The report’s authors are, of course, intentionally confusing exposure to important ideas and concepts with indoctrination, propagandizing and brainwashing. Except in a few isolated classrooms, that’s certainly not what’s taking place. Nor do the authors acknowledge that aggressive proselytizing of liberal and progressive pieties can sometimes push students to the right.
What we are witnessing instead is a culturewide shift in discourse. New ideas and terminology are clearly in the air, much as a very different set of ideas and vocabulary (largely from the Frankfurt School and scholars including Erik Erikson, Clifford Geertz and Erving Goffman) was circulating when I attended college decades ago. As the Manhattan Institute report suggests, these concepts are no more inescapable, at least on a college campus, than terms like “culture” or “total institutions” or “identity crisis” were during my undergraduate days.
I think it is fair to say that we are in the midst of a historic paradigm shift within the humanities and the interpretive social sciences. Often described in pejorative terms—as an embrace of wokeness or critical race theory or social justice ideology—I think it is better understood as a shift in focus and language. The shift is most apparent in various studies programs—American studies, animal studies, Black studies, cultural studies (and critical cultural studies and comparative cultural studies), disability studies, gender and sexuality studies, Latino/a studies, postcolonial studies, and women’s studies—but it is leaving an imprint on older departments as well, most obviously in English but also in anthropology, art history, ethnohistory, history, philosophy and religion.
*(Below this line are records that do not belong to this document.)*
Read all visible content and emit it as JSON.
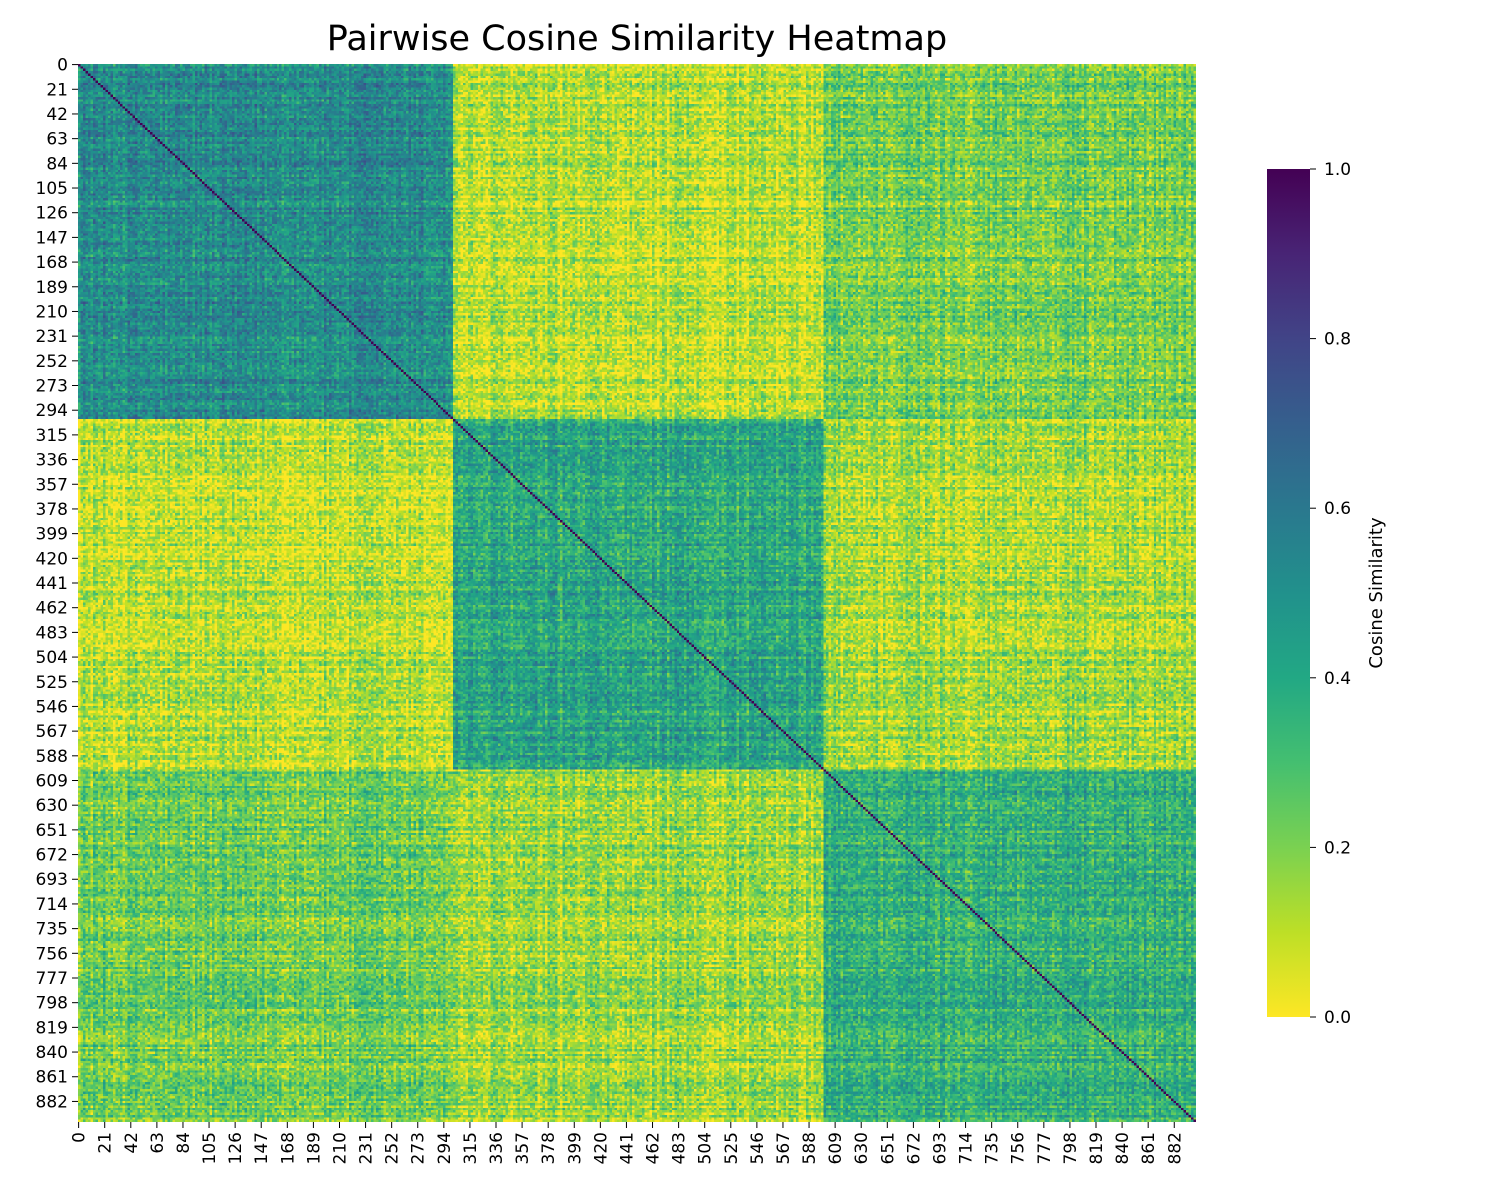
{
  "chart_data": {
    "type": "heatmap",
    "title": "Pairwise Cosine Similarity Heatmap",
    "n": 900,
    "tick_step": 21,
    "x_tick_labels": [
      "0",
      "21",
      "42",
      "63",
      "84",
      "105",
      "126",
      "147",
      "168",
      "189",
      "210",
      "231",
      "252",
      "273",
      "294",
      "315",
      "336",
      "357",
      "378",
      "399",
      "420",
      "441",
      "462",
      "483",
      "504",
      "525",
      "546",
      "567",
      "588",
      "609",
      "630",
      "651",
      "672",
      "693",
      "714",
      "735",
      "756",
      "777",
      "798",
      "819",
      "840",
      "861",
      "882"
    ],
    "y_tick_labels": [
      "0",
      "21",
      "42",
      "63",
      "84",
      "105",
      "126",
      "147",
      "168",
      "189",
      "210",
      "231",
      "252",
      "273",
      "294",
      "315",
      "336",
      "357",
      "378",
      "399",
      "420",
      "441",
      "462",
      "483",
      "504",
      "525",
      "546",
      "567",
      "588",
      "609",
      "630",
      "651",
      "672",
      "693",
      "714",
      "735",
      "756",
      "777",
      "798",
      "819",
      "840",
      "861",
      "882"
    ],
    "colormap": "viridis_r",
    "colorbar": {
      "label": "Cosine Similarity",
      "vmin": 0.0,
      "vmax": 1.0,
      "ticks": [
        0.0,
        0.2,
        0.4,
        0.6,
        0.8,
        1.0
      ],
      "tick_labels": [
        "0.0",
        "0.2",
        "0.4",
        "0.6",
        "0.8",
        "1.0"
      ]
    },
    "clusters": [
      {
        "start": 0,
        "end": 300
      },
      {
        "start": 301,
        "end": 598
      },
      {
        "start": 599,
        "end": 899
      }
    ],
    "mean_similarity_blocks": [
      [
        0.52,
        0.1,
        0.22
      ],
      [
        0.1,
        0.4,
        0.14
      ],
      [
        0.22,
        0.14,
        0.36
      ]
    ],
    "diagonal_value": 1.0
  },
  "colors": {
    "low": "#fde725",
    "high": "#440154"
  }
}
This paradigm shift did not take place overnight. It is in part an outgrowth of the cultural, linguistic and affective turns that began to take root in the later 1970s, nearly half a century ago, when many of the concepts that roil today’s culture wars, including intersectionality and critical race theory, arose.
What has changed over the past decade is that:
- Partly as a result of generational and demographic shifts within universities, concepts and perspectives that existed at the academy’s margins moved increasingly to the center of campus conversations.
- A growing body of highly influential scholarship embodied and disseminated the new perspectives.
- Ideas and language previously confined to campuses started to percolate into the broader culture.
- Social movements that invoked these ideas and terminology gained in visibility and influence.